Swedish software platform Lovable, known for letting users create applications through natural‑language prompts, released its inaugural "build economy" report on Thursday. The company says its annualized revenue run rate has crossed the $500 million threshold, a jump from the $400 million figure reported in February when a single month added $100 million in sales. With just 146 employees, Lovable’s per‑employee ARR tops $2.7 million, a metric the firm touts as outpacing Gartner’s 2030 unicorn benchmark by several years.
The report draws on product‑usage data collected between January 2025 and May 2026 and a user survey conducted in May 2026. Its headline finding is that 80 percent of Lovable’s builders self‑identify as non‑technical. Founders, designers and sales professionals rank among the fastest‑growing user groups, reshaping the traditional image of who writes code.
Who is building on Lovable
Technology remains the largest industry represented on the platform, yet nearly two‑thirds of users hail from sectors such as education, retail, media, finance, healthcare and real estate. Geographic concentration shows the United States, Brazil, Europe and India host the biggest paid‑subscriber bases, while growth accelerates in Colombia, Mexico and across Africa.
What they’re building and why
Lovable users are not merely tinkering with prototypes. The platform powers a wide range of functional applications: websites, internal tools, customer‑relationship systems, inventory managers, HR platforms and e‑commerce storefronts. Collectively, Lovable‑built projects attract an average of 720 million visits each month. More than 50 million projects have been launched on the service, with roughly one million new projects starting weekly.

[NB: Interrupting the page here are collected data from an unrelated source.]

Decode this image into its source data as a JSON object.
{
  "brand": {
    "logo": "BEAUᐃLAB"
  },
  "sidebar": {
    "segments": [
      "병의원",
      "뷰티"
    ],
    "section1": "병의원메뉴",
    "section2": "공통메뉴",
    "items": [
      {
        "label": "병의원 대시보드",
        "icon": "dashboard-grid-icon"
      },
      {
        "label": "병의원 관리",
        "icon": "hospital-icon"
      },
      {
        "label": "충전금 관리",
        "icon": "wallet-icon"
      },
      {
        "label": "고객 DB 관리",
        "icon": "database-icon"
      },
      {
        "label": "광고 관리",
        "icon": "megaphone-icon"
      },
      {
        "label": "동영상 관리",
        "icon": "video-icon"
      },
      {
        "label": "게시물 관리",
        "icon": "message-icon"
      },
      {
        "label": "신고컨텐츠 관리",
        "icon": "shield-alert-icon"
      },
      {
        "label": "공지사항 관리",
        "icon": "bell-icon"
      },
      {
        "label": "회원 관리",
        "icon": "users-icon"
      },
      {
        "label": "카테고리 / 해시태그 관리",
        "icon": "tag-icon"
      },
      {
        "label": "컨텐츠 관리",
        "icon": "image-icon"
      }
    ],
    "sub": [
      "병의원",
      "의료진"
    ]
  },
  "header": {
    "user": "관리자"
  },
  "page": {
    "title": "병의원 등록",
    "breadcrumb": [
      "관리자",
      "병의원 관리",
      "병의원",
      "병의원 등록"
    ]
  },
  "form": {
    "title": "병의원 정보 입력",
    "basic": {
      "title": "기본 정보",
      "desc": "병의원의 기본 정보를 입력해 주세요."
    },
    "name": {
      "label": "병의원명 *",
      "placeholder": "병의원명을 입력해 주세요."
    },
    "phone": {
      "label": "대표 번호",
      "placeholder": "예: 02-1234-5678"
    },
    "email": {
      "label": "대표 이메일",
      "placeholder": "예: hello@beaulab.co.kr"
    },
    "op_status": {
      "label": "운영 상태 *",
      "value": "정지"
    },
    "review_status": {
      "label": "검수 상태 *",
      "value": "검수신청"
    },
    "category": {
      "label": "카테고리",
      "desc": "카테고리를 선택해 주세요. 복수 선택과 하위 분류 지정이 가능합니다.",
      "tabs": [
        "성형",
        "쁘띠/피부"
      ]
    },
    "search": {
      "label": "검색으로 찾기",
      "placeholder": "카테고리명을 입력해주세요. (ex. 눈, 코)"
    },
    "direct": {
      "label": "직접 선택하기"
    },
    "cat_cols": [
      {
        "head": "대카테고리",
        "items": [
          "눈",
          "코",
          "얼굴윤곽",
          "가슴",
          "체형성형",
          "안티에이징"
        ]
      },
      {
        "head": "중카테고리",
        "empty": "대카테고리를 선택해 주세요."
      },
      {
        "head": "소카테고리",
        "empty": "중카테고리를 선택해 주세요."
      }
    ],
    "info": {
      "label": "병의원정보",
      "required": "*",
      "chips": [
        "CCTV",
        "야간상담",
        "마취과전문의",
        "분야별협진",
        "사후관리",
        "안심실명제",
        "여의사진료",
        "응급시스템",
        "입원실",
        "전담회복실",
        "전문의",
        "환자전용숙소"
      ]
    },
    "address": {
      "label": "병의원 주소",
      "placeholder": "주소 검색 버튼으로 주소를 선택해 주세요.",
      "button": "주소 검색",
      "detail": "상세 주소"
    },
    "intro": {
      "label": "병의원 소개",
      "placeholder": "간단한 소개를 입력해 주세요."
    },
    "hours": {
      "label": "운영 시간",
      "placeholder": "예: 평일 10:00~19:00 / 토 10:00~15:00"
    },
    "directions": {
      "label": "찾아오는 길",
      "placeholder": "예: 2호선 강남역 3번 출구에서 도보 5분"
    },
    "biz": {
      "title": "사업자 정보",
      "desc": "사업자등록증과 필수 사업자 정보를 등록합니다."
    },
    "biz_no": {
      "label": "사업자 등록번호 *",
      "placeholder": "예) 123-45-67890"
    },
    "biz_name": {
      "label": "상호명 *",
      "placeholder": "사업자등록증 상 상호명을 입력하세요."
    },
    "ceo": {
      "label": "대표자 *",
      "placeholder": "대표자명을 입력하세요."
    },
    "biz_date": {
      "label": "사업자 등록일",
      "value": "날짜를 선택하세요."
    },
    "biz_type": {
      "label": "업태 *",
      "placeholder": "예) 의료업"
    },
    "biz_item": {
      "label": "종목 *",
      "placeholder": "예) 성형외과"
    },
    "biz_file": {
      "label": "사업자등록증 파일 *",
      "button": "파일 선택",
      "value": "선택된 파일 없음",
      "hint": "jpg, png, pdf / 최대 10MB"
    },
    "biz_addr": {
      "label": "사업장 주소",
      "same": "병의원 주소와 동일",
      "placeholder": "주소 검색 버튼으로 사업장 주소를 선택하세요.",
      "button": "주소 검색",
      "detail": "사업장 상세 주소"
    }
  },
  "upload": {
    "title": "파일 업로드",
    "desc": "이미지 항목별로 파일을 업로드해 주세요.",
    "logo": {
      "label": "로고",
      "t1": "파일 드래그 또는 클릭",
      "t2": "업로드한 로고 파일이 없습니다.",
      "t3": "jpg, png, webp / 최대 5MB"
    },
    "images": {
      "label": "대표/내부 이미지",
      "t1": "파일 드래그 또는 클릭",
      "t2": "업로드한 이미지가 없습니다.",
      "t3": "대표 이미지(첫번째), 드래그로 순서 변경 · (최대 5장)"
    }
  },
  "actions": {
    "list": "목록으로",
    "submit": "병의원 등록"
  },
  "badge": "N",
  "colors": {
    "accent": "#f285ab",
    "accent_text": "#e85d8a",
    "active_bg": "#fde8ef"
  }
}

Monetisation drives much of the activity. Eight in ten survey respondents said they plan to earn revenue from their creations, and over half are building businesses rather than side projects. The company rolled out a payments feature in February 2026, and some users have already reported five‑ to six‑figure earnings, though Lovable did not disclose how many creators have reached those figures.
Corporate adoption is also significant. Lovable’s CEO Anton Osika claims that more than half of Fortune 500 companies use the platform, citing customers such as Klarna and HubSpot. The firm’s rapid growth and diversified user base suggest a broader shift toward low‑code and no‑code solutions that empower non‑engineers to launch software products.
However, the report comes with caveats. All data are self‑reported and have not been independently audited. The 80 percent non‑technical builder statistic, the 720 million monthly visits figure and the monetisation intent data stem from internal metrics and a survey of active users, which may over‑represent enthusiastic participants. Lovable’s $500 million ARR claim is based on annualising current monthly revenue rather than audited financial statements, leaving room for volatility.
Critics also point to the company’s modest headcount. With 146 employees, skeptics question whether Lovable can sustain enterprise‑grade support, reliability and security as usage scales. Moreover, while natural‑language‑driven development accelerates the creation phase, the long‑term maintenance, debugging and scaling of these applications still often require seasoned engineers.
In sum, Lovable’s report paints a picture of a burgeoning “build economy” where non‑technical professionals increasingly shape software landscapes. Whether the platform can maintain its growth trajectory and deliver robust, production‑ready solutions remains to be seen, but the data underscores a clear market appetite for tools that lower the barrier to app development.